I was born in 1979 so my childhood memories are filled with 80s movies but The Dark Crystal wasn’t one of them. I saw Labyrinth several times but it wasn’t until after I was 20 that I finally saw The Dark Crystal on a cheap DVD. My general opinion now is much the same as it was last time I watched it—everything about the movie works except for the protagonists. Which, to be sure, is crucial.
They’re just so dull, particularly the male Gelfling, Jen, whose puppet was operated by Jim Henson but was voiced by Stephen Garlick. If Henson himself had voiced Jen, I think things would’ve been drastically different. Even when Kermit isn’t being especially exuberant, there are shades of personality in Henson’s performance that just aren’t there in Garlick’s. Kira, the Gefling voiced by Lisa Maxwell, isn’t much better, hardly seeming to care when the Podling town is raided.
Those Podlings, though, wow. I love me some Podlings. They’re a prime example of that eerie borderland of cute and creepy the film’s best qualities operate in. Their party is somehow alarming and their capture horrible in the same way as the Chamberlain (Frank Oz) being stripped is. It all feels very Lynchian and I wonder if it’s a coincidence the Podlings look so much like the Gauze Baby from Eraserhead.

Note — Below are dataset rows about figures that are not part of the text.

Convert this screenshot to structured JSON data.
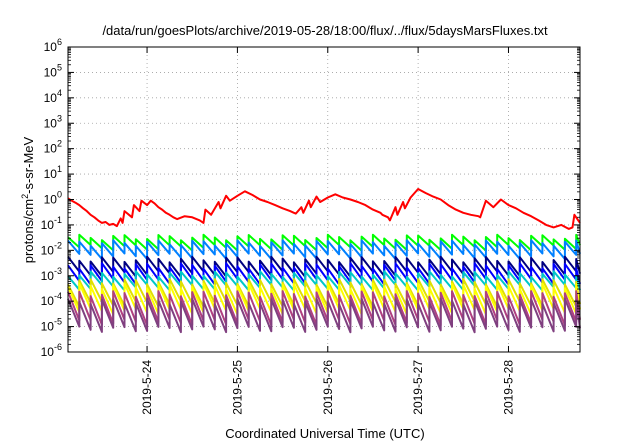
{
  "chart_data": {
    "type": "line",
    "title": "/data/run/goesPlots/archive/2019-05-28/18:00/flux/../flux/5daysMarsFluxes.txt",
    "xlabel": "Coordinated Universal Time (UTC)",
    "ylabel_parts": {
      "base": "protons/cm",
      "exp": "2",
      "rest": "-s-sr-MeV"
    },
    "y_scale": "log",
    "ylim": [
      1e-06,
      1000000.0
    ],
    "y_ticks": [
      {
        "base": "10",
        "exp": "-6",
        "value": 1e-06
      },
      {
        "base": "10",
        "exp": "-5",
        "value": 1e-05
      },
      {
        "base": "10",
        "exp": "-4",
        "value": 0.0001
      },
      {
        "base": "10",
        "exp": "-3",
        "value": 0.001
      },
      {
        "base": "10",
        "exp": "-2",
        "value": 0.01
      },
      {
        "base": "10",
        "exp": "-1",
        "value": 0.1
      },
      {
        "base": "10",
        "exp": "0",
        "value": 1
      },
      {
        "base": "10",
        "exp": "1",
        "value": 10.0
      },
      {
        "base": "10",
        "exp": "2",
        "value": 100.0
      },
      {
        "base": "10",
        "exp": "3",
        "value": 1000.0
      },
      {
        "base": "10",
        "exp": "4",
        "value": 10000.0
      },
      {
        "base": "10",
        "exp": "5",
        "value": 100000.0
      },
      {
        "base": "10",
        "exp": "6",
        "value": 1000000.0
      }
    ],
    "xlim": [
      "2019-05-23T03:00",
      "2019-05-28T19:00"
    ],
    "x_ticks": [
      {
        "label": "2019-5-24",
        "value": "2019-05-24T00:00"
      },
      {
        "label": "2019-5-25",
        "value": "2019-05-25T00:00"
      },
      {
        "label": "2019-5-26",
        "value": "2019-05-26T00:00"
      },
      {
        "label": "2019-5-27",
        "value": "2019-05-27T00:00"
      },
      {
        "label": "2019-5-28",
        "value": "2019-05-28T00:00"
      }
    ],
    "grid": true,
    "legend": "none",
    "series": [
      {
        "color": "#ff0000",
        "x": [
          "2019-05-23T03:00",
          "2019-05-23T04:00",
          "2019-05-23T05:00",
          "2019-05-23T06:00",
          "2019-05-23T07:00",
          "2019-05-23T08:00",
          "2019-05-23T09:00",
          "2019-05-23T10:00",
          "2019-05-23T11:00",
          "2019-05-23T12:00",
          "2019-05-23T13:00",
          "2019-05-23T14:00",
          "2019-05-23T15:00",
          "2019-05-23T16:00",
          "2019-05-23T17:00",
          "2019-05-23T17:30",
          "2019-05-23T18:00",
          "2019-05-23T20:00",
          "2019-05-23T20:30",
          "2019-05-23T22:00",
          "2019-05-23T22:30",
          "2019-05-24T00:00",
          "2019-05-24T01:00",
          "2019-05-24T02:00",
          "2019-05-24T03:00",
          "2019-05-24T04:00",
          "2019-05-24T05:00",
          "2019-05-24T06:00",
          "2019-05-24T07:00",
          "2019-05-24T08:00",
          "2019-05-24T10:00",
          "2019-05-24T12:00",
          "2019-05-24T14:00",
          "2019-05-24T15:00",
          "2019-05-24T15:30",
          "2019-05-24T17:00",
          "2019-05-24T19:00",
          "2019-05-24T19:30",
          "2019-05-24T21:00",
          "2019-05-24T22:00",
          "2019-05-25T00:00",
          "2019-05-25T02:00",
          "2019-05-25T04:00",
          "2019-05-25T06:00",
          "2019-05-25T08:00",
          "2019-05-25T10:00",
          "2019-05-25T12:00",
          "2019-05-25T14:00",
          "2019-05-25T15:00",
          "2019-05-25T15:30",
          "2019-05-25T17:00",
          "2019-05-25T17:30",
          "2019-05-25T19:00",
          "2019-05-25T19:30",
          "2019-05-25T21:00",
          "2019-05-25T22:00",
          "2019-05-26T00:00",
          "2019-05-26T02:00",
          "2019-05-26T04:00",
          "2019-05-26T06:00",
          "2019-05-26T08:00",
          "2019-05-26T10:00",
          "2019-05-26T12:00",
          "2019-05-26T14:00",
          "2019-05-26T14:30",
          "2019-05-26T16:00",
          "2019-05-26T16:30",
          "2019-05-26T18:00",
          "2019-05-26T18:30",
          "2019-05-26T20:00",
          "2019-05-26T20:30",
          "2019-05-26T22:00",
          "2019-05-27T00:00",
          "2019-05-27T02:00",
          "2019-05-27T04:00",
          "2019-05-27T06:00",
          "2019-05-27T08:00",
          "2019-05-27T10:00",
          "2019-05-27T12:00",
          "2019-05-27T14:00",
          "2019-05-27T16:00",
          "2019-05-27T16:30",
          "2019-05-27T18:00",
          "2019-05-27T20:00",
          "2019-05-27T22:00",
          "2019-05-28T00:00",
          "2019-05-28T02:00",
          "2019-05-28T04:00",
          "2019-05-28T06:00",
          "2019-05-28T08:00",
          "2019-05-28T10:00",
          "2019-05-28T12:00",
          "2019-05-28T14:00",
          "2019-05-28T16:00",
          "2019-05-28T17:00",
          "2019-05-28T17:30",
          "2019-05-28T19:00"
        ],
        "values": [
          1.1,
          0.9,
          0.75,
          0.6,
          0.45,
          0.35,
          0.25,
          0.2,
          0.15,
          0.12,
          0.13,
          0.1,
          0.11,
          0.09,
          0.18,
          0.12,
          0.35,
          0.2,
          0.6,
          0.35,
          0.9,
          0.6,
          0.9,
          0.7,
          0.5,
          0.4,
          0.3,
          0.25,
          0.2,
          0.17,
          0.22,
          0.2,
          0.15,
          0.12,
          0.4,
          0.25,
          0.8,
          0.45,
          1.4,
          0.9,
          1.4,
          2.1,
          1.5,
          1.0,
          0.8,
          0.6,
          0.45,
          0.35,
          0.3,
          0.28,
          0.5,
          0.3,
          0.9,
          0.5,
          1.3,
          0.8,
          1.2,
          1.6,
          1.2,
          1.0,
          0.8,
          0.6,
          0.4,
          0.3,
          0.25,
          0.2,
          0.15,
          0.5,
          0.25,
          0.8,
          0.45,
          1.2,
          2.6,
          1.8,
          1.3,
          1.0,
          0.6,
          0.4,
          0.3,
          0.25,
          0.22,
          0.2,
          0.9,
          0.5,
          1.0,
          0.6,
          0.45,
          0.3,
          0.22,
          0.15,
          0.1,
          0.08,
          0.1,
          0.07,
          0.08,
          0.25,
          0.12
        ]
      },
      {
        "color": "#00ff00",
        "values": [
          0.033,
          0.013
        ]
      },
      {
        "color": "#0080ff",
        "values": [
          0.02,
          0.006
        ]
      },
      {
        "color": "#000080",
        "values": [
          0.0045,
          0.0012
        ]
      },
      {
        "color": "#0000ff",
        "values": [
          0.0025,
          0.0006
        ]
      },
      {
        "color": "#00c8c8",
        "values": [
          0.0012,
          0.00035
        ]
      },
      {
        "color": "#e0e000",
        "values": [
          0.0006,
          8e-05
        ]
      },
      {
        "color": "#ffff00",
        "values": [
          0.0004,
          4e-05
        ]
      },
      {
        "color": "#b04080",
        "values": [
          0.0002,
          1.5e-05
        ]
      },
      {
        "color": "#804080",
        "values": [
          0.0001,
          8e-06
        ]
      }
    ]
  }
}
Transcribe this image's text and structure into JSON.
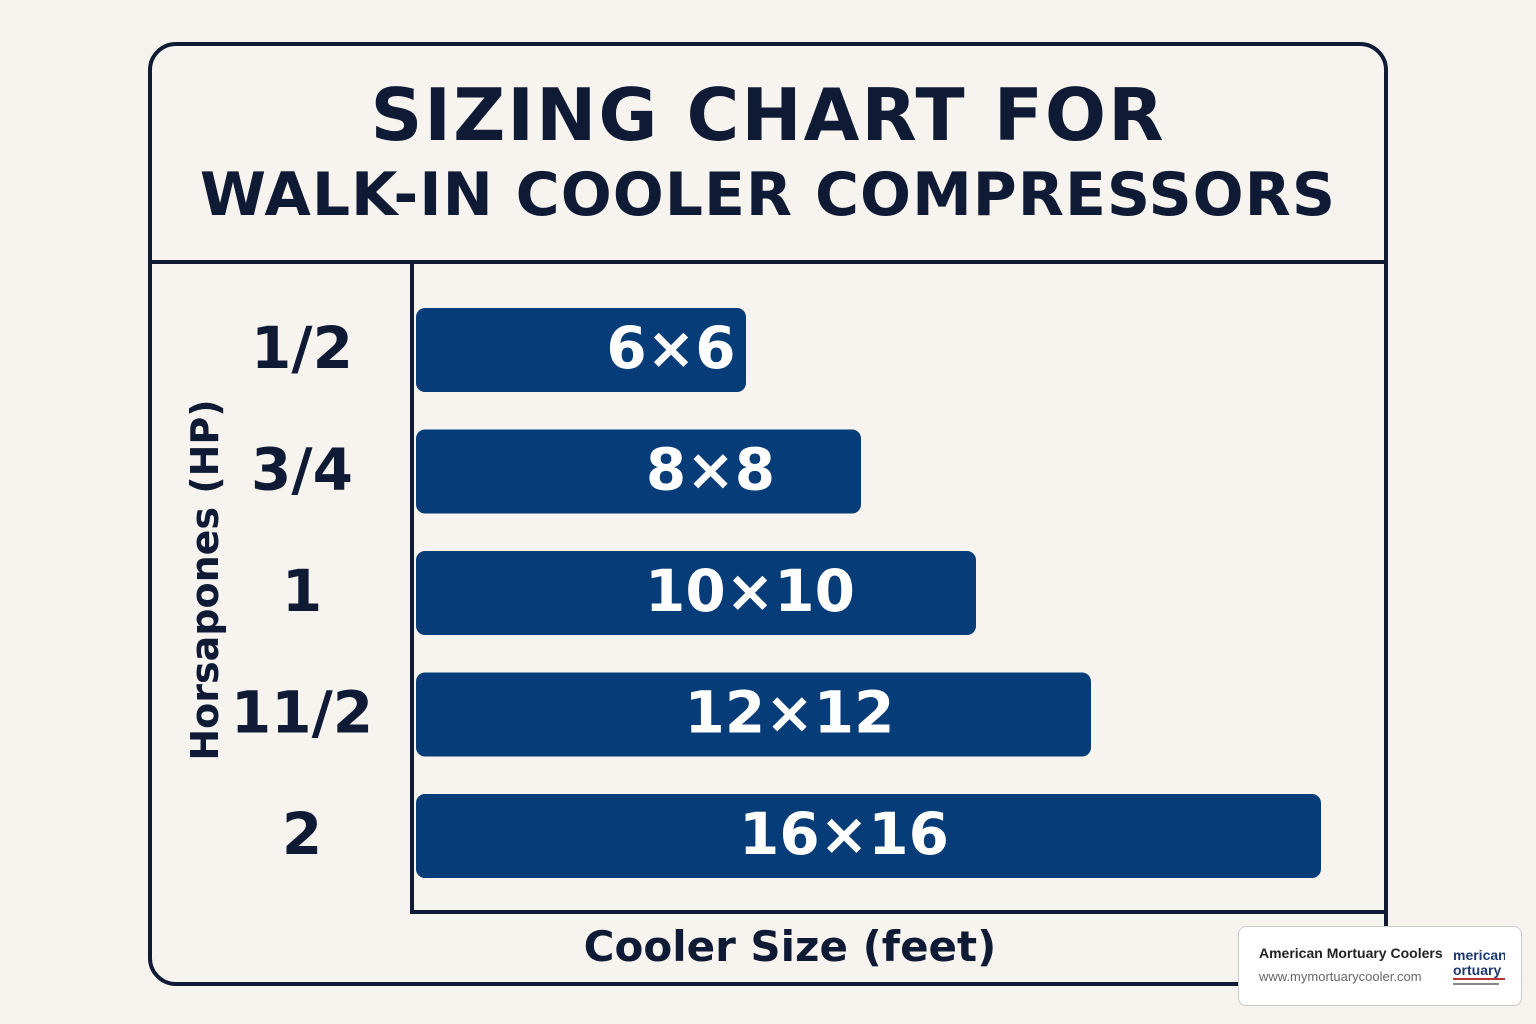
{
  "chart_data": {
    "type": "bar",
    "orientation": "horizontal",
    "title": "SIZING CHART FOR",
    "subtitle": "WALK-IN COOLER COMPRESSORS",
    "ylabel": "Horsapones (HP)",
    "xlabel": "Cooler Size (feet)",
    "categories": [
      "1/2",
      "3/4",
      "1",
      "11/2",
      "2"
    ],
    "values": [
      6,
      8,
      10,
      12,
      16
    ],
    "bar_labels": [
      "6×6",
      "8×8",
      "10×10",
      "12×12",
      "16×16"
    ],
    "grid": false,
    "bar_color": "#063c78"
  },
  "badge": {
    "name": "American Mortuary Coolers",
    "url": "www.mymortuarycooler.com",
    "logo_text_1": "merican",
    "logo_text_2": "ortuary"
  },
  "colors": {
    "ink": "#0f1b35",
    "background": "#f6f3ef"
  }
}
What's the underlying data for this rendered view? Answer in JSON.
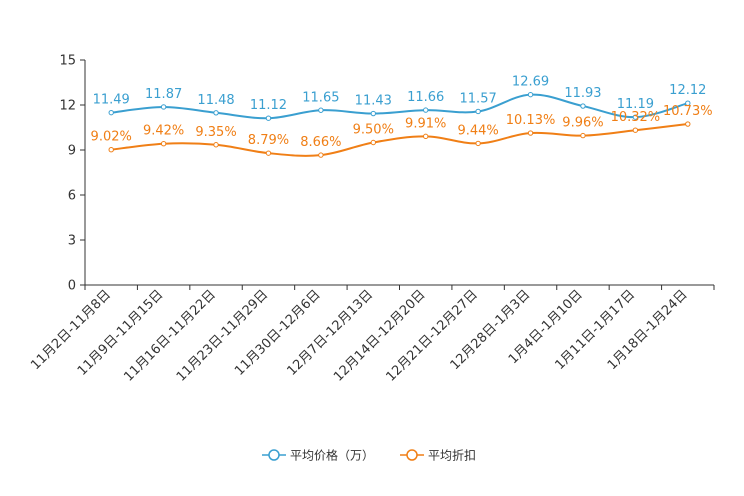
{
  "chart_data": {
    "type": "line",
    "title": "",
    "xlabel": "",
    "ylabel": "",
    "ylim": [
      0,
      15
    ],
    "yticks": [
      0,
      3,
      6,
      9,
      12,
      15
    ],
    "categories": [
      "11月2日-11月8日",
      "11月9日-11月15日",
      "11月16日-11月22日",
      "11月23日-11月29日",
      "11月30日-12月6日",
      "12月7日-12月13日",
      "12月14日-12月20日",
      "12月21日-12月27日",
      "12月28日-1月3日",
      "1月4日-1月10日",
      "1月11日-1月17日",
      "1月18日-1月24日"
    ],
    "series": [
      {
        "name": "平均价格（万）",
        "color": "#3a9fd0",
        "values": [
          11.49,
          11.87,
          11.48,
          11.12,
          11.65,
          11.43,
          11.66,
          11.57,
          12.69,
          11.93,
          11.19,
          12.12
        ],
        "labels": [
          "11.49",
          "11.87",
          "11.48",
          "11.12",
          "11.65",
          "11.43",
          "11.66",
          "11.57",
          "12.69",
          "11.93",
          "11.19",
          "12.12"
        ]
      },
      {
        "name": "平均折扣",
        "color": "#f07f16",
        "values": [
          9.02,
          9.42,
          9.35,
          8.79,
          8.66,
          9.5,
          9.91,
          9.44,
          10.13,
          9.96,
          10.32,
          10.73
        ],
        "labels": [
          "9.02%",
          "9.42%",
          "9.35%",
          "8.79%",
          "8.66%",
          "9.50%",
          "9.91%",
          "9.44%",
          "10.13%",
          "9.96%",
          "10.32%",
          "10.73%"
        ]
      }
    ],
    "legend": "bottom-center",
    "grid": false
  }
}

The scene where a Podling’s life is drained from him is the strongest in the film. I feel bad for the little guy but mostly I feel as though I’m watching some vulnerable part of the human heart I never guessed existed, the alienness of something also so familiar having a deeply alarming quality. Like realising there’s a baby under your mattress and you have no idea how it got there.
The movie wisely spends a lot of time with the Skeksis and their backstabbing court manoeuvrings. Much like the Lannisters were always more interesting than the Starks, there’s twenty times more energy onscreen with the Skeksis than the Gelflings.
Mainly what I love about the film, though, is the sense of a complete world realised. The incredible work behind bringing Brian Froud’s beautiful designs to life—the seemingly endless examples of new puppets in the forests and mountains, things that look kind of like anemones or kind of like hydra, but nothing is really like anything but itself. This upcoming prequel series has a lot to live up to.